Hammer and the future

Matthew Dillon’s been thinking about Hammer, and how to implement clustering well enough to work as a sort of RAID replacement.  He’s written up a document describing his plans.  Some highlights:

  • writable history snapshots
  • quotas and accounting
  • live rebuilds of data from mirrors
  • and the same history, mirroring, and snapshots as before.

It’s going to be a while before this “Hammer 2” becomes a finished product, though, so don’t count on it for the next release.

5 Replies to “Hammer and the future”

  1. 1) A little disappointed that HAMMER is already obsolete and needs a “complete rewrite”
    2) Quotas: I thought the goal was to implement it in the VFS layer?

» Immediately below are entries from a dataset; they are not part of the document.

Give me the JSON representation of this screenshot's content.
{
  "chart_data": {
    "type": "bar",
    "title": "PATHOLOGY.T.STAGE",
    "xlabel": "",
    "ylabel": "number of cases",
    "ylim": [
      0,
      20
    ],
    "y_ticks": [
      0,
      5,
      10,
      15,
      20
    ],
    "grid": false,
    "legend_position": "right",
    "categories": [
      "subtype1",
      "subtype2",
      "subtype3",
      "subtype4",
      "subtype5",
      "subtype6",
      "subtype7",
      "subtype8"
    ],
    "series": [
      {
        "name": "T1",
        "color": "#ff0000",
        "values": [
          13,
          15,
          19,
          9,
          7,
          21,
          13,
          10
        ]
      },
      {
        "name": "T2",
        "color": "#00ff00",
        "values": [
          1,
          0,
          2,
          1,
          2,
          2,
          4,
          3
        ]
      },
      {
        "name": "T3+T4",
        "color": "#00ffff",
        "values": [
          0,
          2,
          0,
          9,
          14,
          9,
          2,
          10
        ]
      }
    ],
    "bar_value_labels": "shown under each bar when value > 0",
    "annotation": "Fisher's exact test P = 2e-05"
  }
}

  2. Obsolete would imply that all those features are no longer useful. It’s going to work the same as before with snapshots, mirroring, history, etc, but he’s changing the underlying data format to handle multi-master work better. That’s all.

    I’m really interested in using the mirror capability; I think even using it locally could let you do some neat things with SSDs or even with tmpfs systems…

  3. Maybe “obsolete” wasn’t the right word – more like – “end of life”.

  4. “HAMMER2 has no ‘atime’ support… The OS is expected to implement a devfs for the device space (the only space where atime is really used).

    Hm… it used to be that atime was used to detect new mail in mboxes. Has everyone switched to maildir or webmail now?

    A while ago, Linux switched from atime to relatime. It seems a good idea — all the benefits of atime, but significantly faster.